Microsoft announced the open source release of the OpenHCL paravirtualization layer and the OpenVMM virtual machine monitor, specifically developed to support OpenHCL. The OpenVMM and OpenHCL code is written in Rust and distributed under the MIT license. OpenVMM is a second-layer hypervisor, operating in the same protection ring as the operating system kernel, similar to products like VirtualBox and VMware Workstation. It supports running on top of host systems based on Linux (x86_64), Windows (x86_64, Aarch64) and macOS (x86_64, Aarch64), using the virtualization APIs KVM, SHV (Microsoft Hypervisor), WHP (provided by the OS data)Windows Hypervisor Platform) and Hypervisor.framework.
Among the features supported in OpenVMM are:
- Boot in UEFI and BIOS modes, direct kernel boot Linux;
- Support for paravirtualization based on Virtio drivers (virtio-fs, virtio-9p, virtio-net, virtio-pmem)
- Support for paravirtualization based on VMBus (storvsp, netvsp, vpci, framebuffer);
- Emulation of vTPM, NVMe, UART, i440BX + PIIX4 chipset, IDE HDD, PCI and VGA;
- Backends for passing graphics, input devices, console, storage and network access;
- Management via command line interface, interactive console, gRPC and ttrpc.

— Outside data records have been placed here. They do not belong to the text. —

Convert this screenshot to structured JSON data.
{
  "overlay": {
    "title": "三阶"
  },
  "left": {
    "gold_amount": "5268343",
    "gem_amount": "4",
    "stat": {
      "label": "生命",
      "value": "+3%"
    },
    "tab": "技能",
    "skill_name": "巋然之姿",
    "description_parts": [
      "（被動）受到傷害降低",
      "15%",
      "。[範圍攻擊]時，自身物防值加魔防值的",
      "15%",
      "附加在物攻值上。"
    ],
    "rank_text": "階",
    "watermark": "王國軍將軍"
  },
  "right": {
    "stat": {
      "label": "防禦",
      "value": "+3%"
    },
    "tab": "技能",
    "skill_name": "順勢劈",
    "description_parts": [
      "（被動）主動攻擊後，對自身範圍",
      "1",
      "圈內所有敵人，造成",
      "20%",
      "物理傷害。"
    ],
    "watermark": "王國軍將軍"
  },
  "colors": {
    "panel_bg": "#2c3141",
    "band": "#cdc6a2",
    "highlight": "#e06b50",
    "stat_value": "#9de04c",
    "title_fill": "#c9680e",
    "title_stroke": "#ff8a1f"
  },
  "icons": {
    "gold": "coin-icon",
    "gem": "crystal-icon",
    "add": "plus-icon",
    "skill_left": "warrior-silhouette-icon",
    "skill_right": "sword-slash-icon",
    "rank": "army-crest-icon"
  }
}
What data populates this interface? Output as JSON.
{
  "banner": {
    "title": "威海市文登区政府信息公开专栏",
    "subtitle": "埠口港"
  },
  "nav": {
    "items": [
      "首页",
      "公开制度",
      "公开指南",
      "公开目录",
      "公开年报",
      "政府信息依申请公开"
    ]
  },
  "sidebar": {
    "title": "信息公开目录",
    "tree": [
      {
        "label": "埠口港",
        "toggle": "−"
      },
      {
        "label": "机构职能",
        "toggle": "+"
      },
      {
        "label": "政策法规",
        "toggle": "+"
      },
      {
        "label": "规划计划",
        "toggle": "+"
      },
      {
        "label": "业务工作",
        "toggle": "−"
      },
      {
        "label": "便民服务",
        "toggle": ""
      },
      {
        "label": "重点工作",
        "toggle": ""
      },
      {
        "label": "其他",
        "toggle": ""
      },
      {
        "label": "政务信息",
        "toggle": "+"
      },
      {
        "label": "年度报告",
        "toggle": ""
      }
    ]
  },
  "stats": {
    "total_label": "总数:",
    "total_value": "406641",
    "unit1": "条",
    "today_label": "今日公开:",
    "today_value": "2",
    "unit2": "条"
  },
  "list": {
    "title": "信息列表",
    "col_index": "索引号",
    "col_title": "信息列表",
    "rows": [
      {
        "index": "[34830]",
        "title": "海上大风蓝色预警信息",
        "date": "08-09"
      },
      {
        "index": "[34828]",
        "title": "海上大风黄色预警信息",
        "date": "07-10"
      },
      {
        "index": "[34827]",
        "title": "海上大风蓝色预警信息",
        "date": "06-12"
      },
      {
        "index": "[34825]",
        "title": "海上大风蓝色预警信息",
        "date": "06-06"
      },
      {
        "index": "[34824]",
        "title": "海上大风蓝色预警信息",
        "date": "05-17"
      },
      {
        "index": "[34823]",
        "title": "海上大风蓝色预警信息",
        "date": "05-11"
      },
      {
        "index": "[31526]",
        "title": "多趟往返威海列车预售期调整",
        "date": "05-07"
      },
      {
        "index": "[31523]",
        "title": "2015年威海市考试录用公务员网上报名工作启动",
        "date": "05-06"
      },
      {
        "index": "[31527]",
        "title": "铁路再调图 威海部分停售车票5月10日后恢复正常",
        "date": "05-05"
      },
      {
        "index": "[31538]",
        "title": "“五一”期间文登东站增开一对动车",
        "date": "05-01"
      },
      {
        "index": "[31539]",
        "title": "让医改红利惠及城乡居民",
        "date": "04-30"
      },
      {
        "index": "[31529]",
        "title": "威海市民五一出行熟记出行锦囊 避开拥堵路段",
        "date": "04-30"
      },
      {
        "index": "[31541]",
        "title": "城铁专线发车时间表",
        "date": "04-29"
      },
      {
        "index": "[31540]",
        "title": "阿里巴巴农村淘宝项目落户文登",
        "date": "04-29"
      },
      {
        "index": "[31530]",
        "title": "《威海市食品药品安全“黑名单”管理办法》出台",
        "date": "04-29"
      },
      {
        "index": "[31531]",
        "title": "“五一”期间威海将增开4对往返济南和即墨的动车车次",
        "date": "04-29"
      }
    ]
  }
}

OpenHCL is positioned as an environment with paravirtualization components (paravisor) running on top of the OpenVMM hypervisor. The key feature of virtualization systems based on OpenVMM and OpenHCL is that paravirtualization components are executed not on the host system side, but in the same virtual machine with the guest system. Isolation of the paravirtualization layer from the guest operating system is provided by the second-level hypervisor OpenVMM. OpenHCL in this application can be considered as virtual firmware running at a higher privilege level than the operating system launched in the guest environment.
The separation of the guest system and OpenHCL components is achieved using the concept of virtual trust levels (VTLs), which can be implemented using both software mechanisms and hardware technologies such as Intel TDX (Trust Domain Extensions), AMD SEV-SNP (Secure Encrypted Virtualization-Secure Nested Paging), and ARM CCA (Confidential Compute Architecture). A stripped-down kernel build is used to execute OpenHCL components. Linux, which includes only the minimum required components for OpenVMM to run.
OpenHCL can run on x86-64 and ARM64 platforms, and supports Intel TDX, AMD SEV-SNP, and ARM CCA extensions for additional isolation. OpenHCL includes a set of services, drivers, and emulators used to provide access to hardware, provide virtual devices on the guest system side, and emulate hardware devices (for example, a chip for storing cryptographic keys, vTPM, can be emulated).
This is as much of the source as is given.